Konuya insan duygusu açısından bakıldığında zorluğu ortadadır. Ancak meselenin değişik boyutlarına bakıldığında anlaşılabilirliği görülecektir. Bunu birkaç madde halinde açıklayalım:

a. Bir insanın boşadığı hanımının başkası tarafından alınması insanlık camiasında sık sık görülen bir husustur. Duygusal değil de aklen bakıldığında, böyle bir evliliğin onur kırıcı bir tarafı da yoktur.

b. Bunu baştan teklif etmek meselesi ise, ideallerin önemi açısından değerlendirilebilir. Şöyle ki:

Hz. Sa’d, Resulullah tarafından kardeşi yapılan bir kimseye karşı cömertliğin en büyüğünü yapma ideali vardır. Allah’ın ve Resulullah’ın hoşnutluğunu kazandıracak bir yolu tercih etmek istemiştir. Bu da malı yanında -meşru dairede- eşlerini de yarıya yarıya bölüşmek... Elbette kendisinden de hanımlarına karşı beslediği bir kıskançlığı vardır. Ancak, -kendisinin o andaki hayaline göre- Allah ve Resulünü memnun edecek bir ideal, her türlü duygusal dürtülerden daha önceliklidir. Yeter ki Rabbini ve Peygamberini razı etsin, gerisi duygusal bir dürtüden ibarettir.

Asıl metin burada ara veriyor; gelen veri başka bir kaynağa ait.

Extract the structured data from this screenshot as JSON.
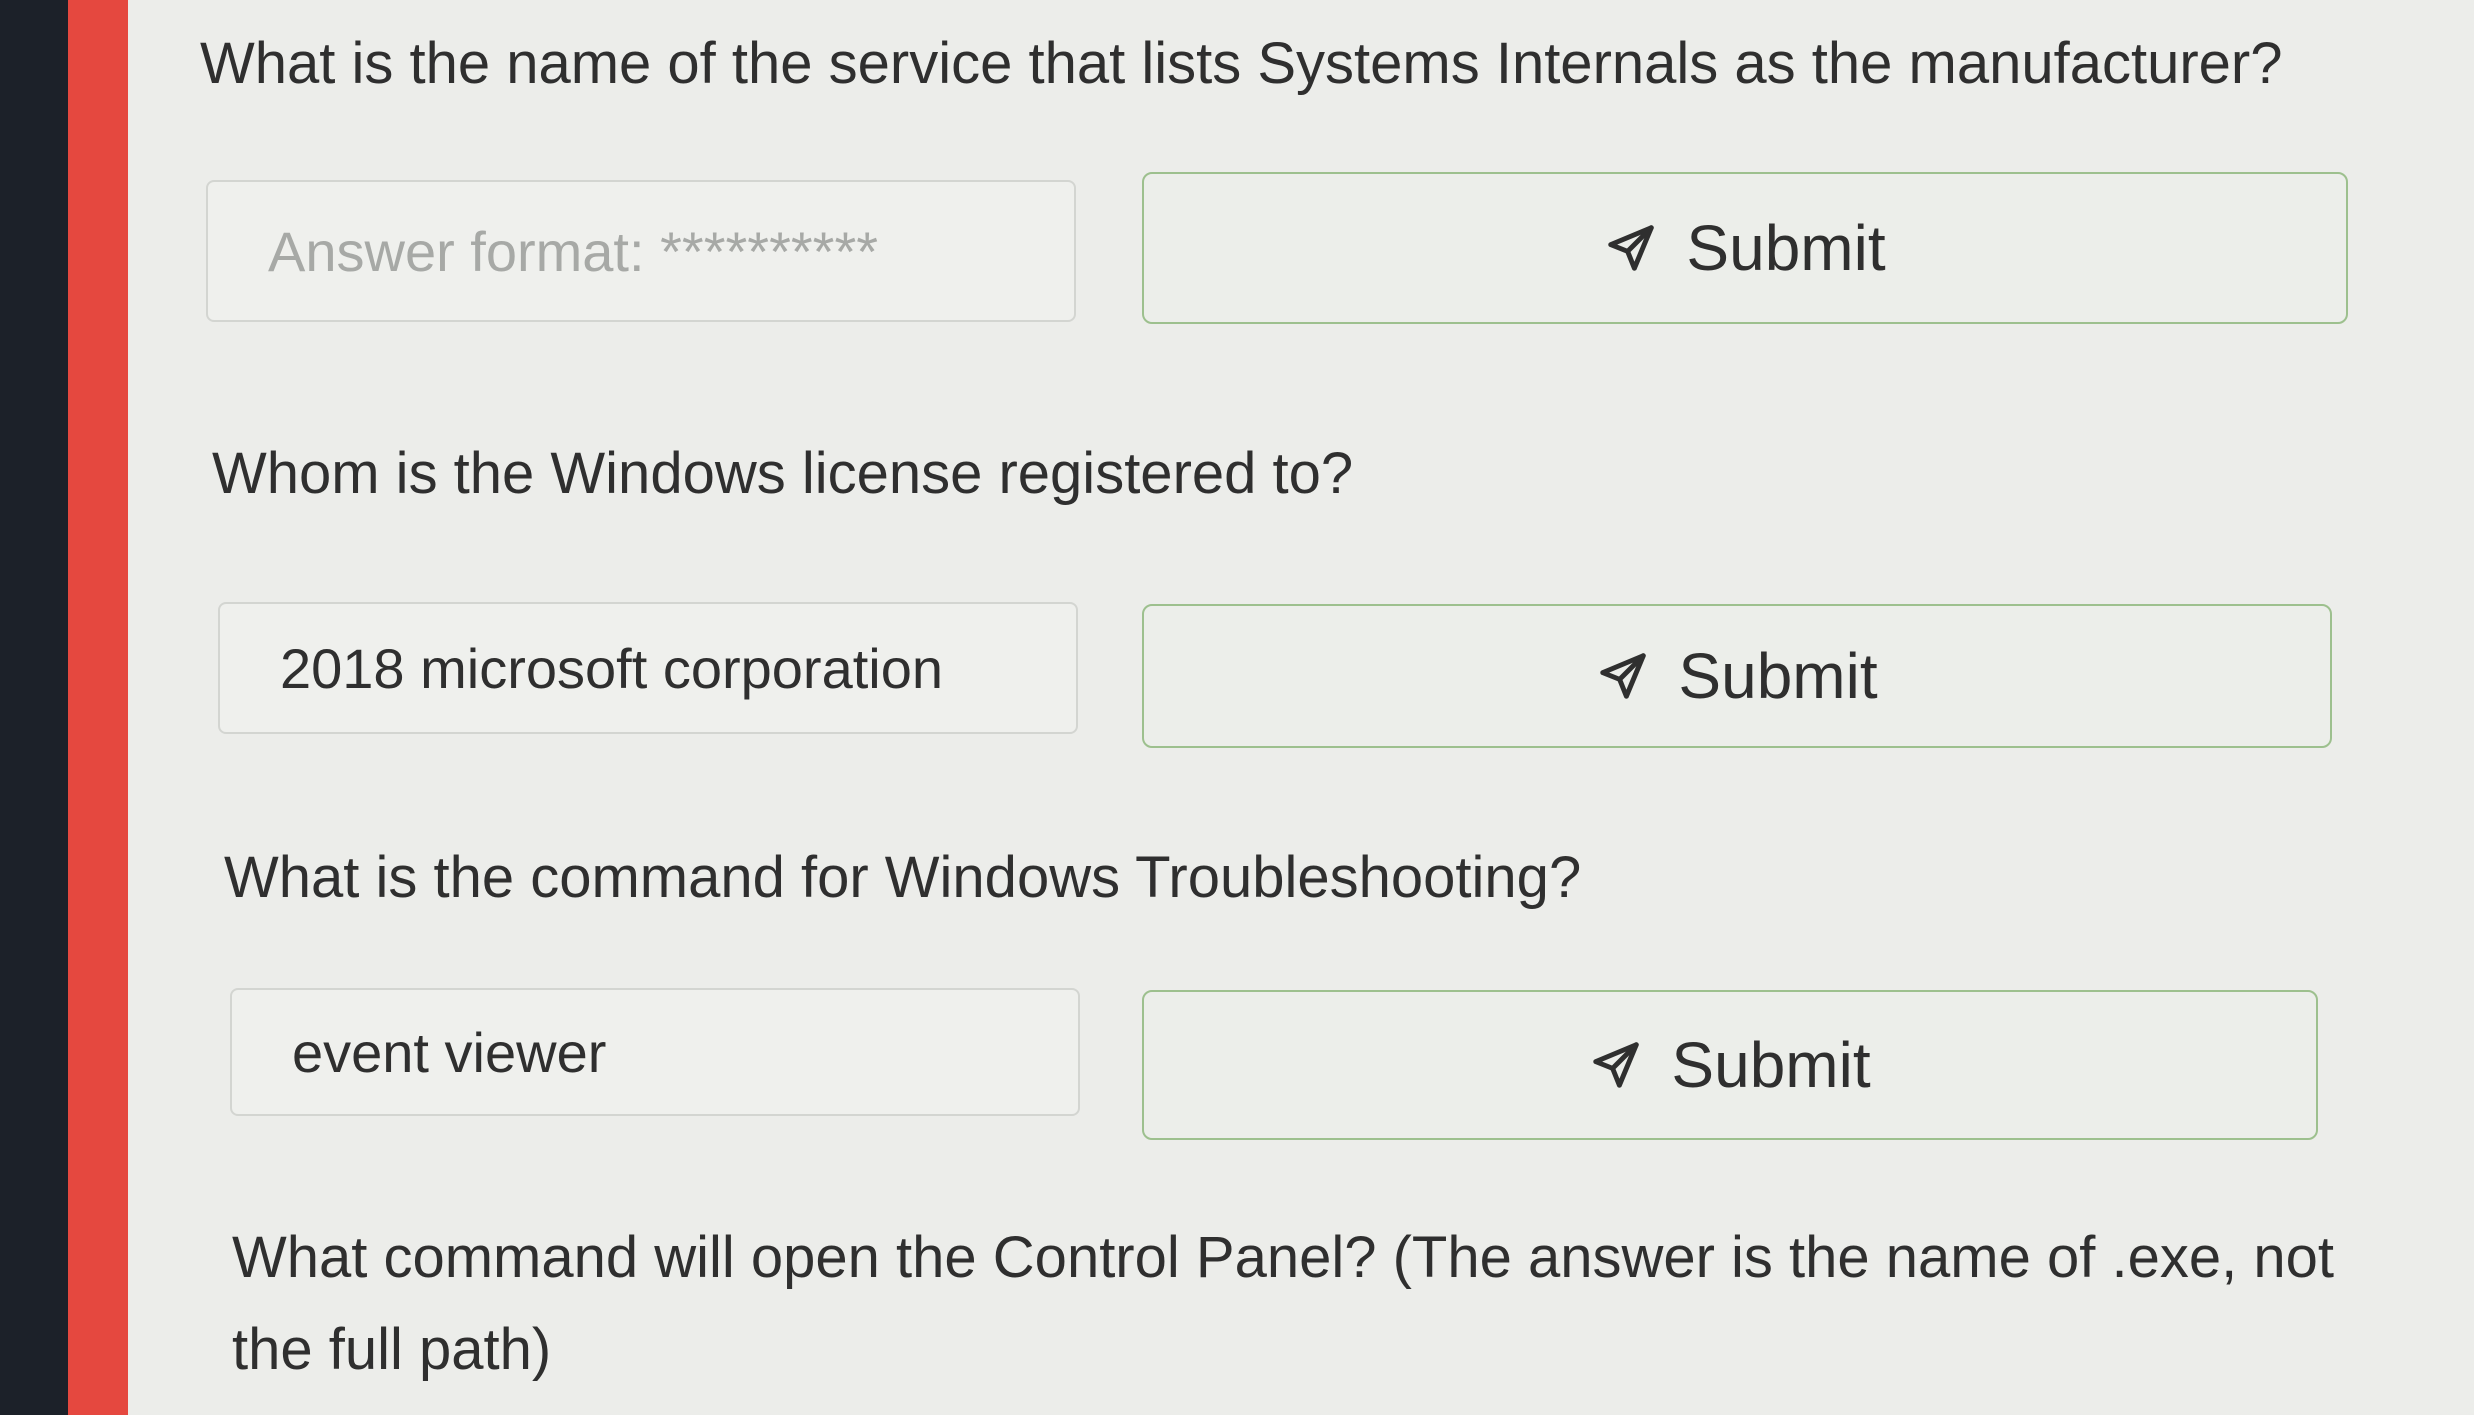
{
  "questions": [
    {
      "text": "What is the name of the service that lists Systems Internals as the manufacturer?",
      "input_value": "",
      "input_placeholder": "Answer format: **********",
      "submit_label": "Submit"
    },
    {
      "text": "Whom is the Windows license registered to?",
      "input_value": "2018 microsoft corporation",
      "input_placeholder": "",
      "submit_label": "Submit"
    },
    {
      "text": "What is the command for Windows Troubleshooting?",
      "input_value": "event viewer",
      "input_placeholder": "",
      "submit_label": "Submit"
    },
    {
      "text": "What command will open the Control Panel? (The answer is  the name of .exe, not the full path)"
    }
  ],
  "icons": {
    "submit": "paper-plane-icon"
  },
  "colors": {
    "accent_bar": "#e5483f",
    "submit_border": "#9dc08e"
  }
}
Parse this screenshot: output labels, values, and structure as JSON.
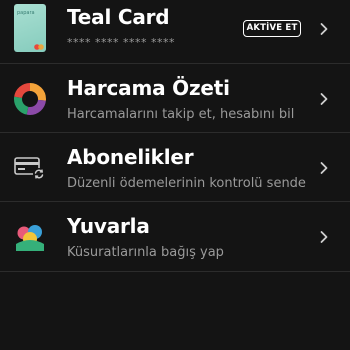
{
  "items": [
    {
      "title": "Teal Card",
      "subtitle": "**** **** **** ****",
      "badge": "AKTİVE ET",
      "icon": "teal-card-icon",
      "card_brand": "papara"
    },
    {
      "title": "Harcama Özeti",
      "subtitle": "Harcamalarını takip et, hesabını bil",
      "icon": "spending-summary-donut-icon"
    },
    {
      "title": "Abonelikler",
      "subtitle": "Düzenli ödemelerinin kontrolü sende",
      "icon": "subscription-card-refresh-icon"
    },
    {
      "title": "Yuvarla",
      "subtitle": "Küsuratlarınla bağış yap",
      "icon": "round-up-donation-icon"
    }
  ],
  "colors": {
    "background": "#141414",
    "divider": "#2c2c2c",
    "subtitle": "#9a9a9a",
    "teal_card": "#a9dfd2"
  }
}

c. Şu bir gerçektir ki, bir şeyin iyi veya kötü olması -aklen bilinsin bilinmesin-, onun Allah katındaki katma değerine bağlıdır. Allah katında helal olan her iş, gösterdiği fedakârlık ölçüsüne göre değer alır. Bir kimsenin boşandıktan sonra nikahı kıyılabilir, herhangi bir kadınla evlenmesi ilahi hükme göre caizdir. Böyle meşru bir yolda yapılan fedakarlık ise ayrı bir katma değere sahiptir. Bu sebeple, Sa’d b. Rabi’in yaptığı bu teklif Allah katında büyük değeri olan bir davranıştır. Çünkü, insanların teamüllerine göre zor bir iş olmasına rağmen, Allah’ın rızasını tercih eden bir davranış olduğundan ilahî değerlendirmede elbette pek büyük bir değeri vardır.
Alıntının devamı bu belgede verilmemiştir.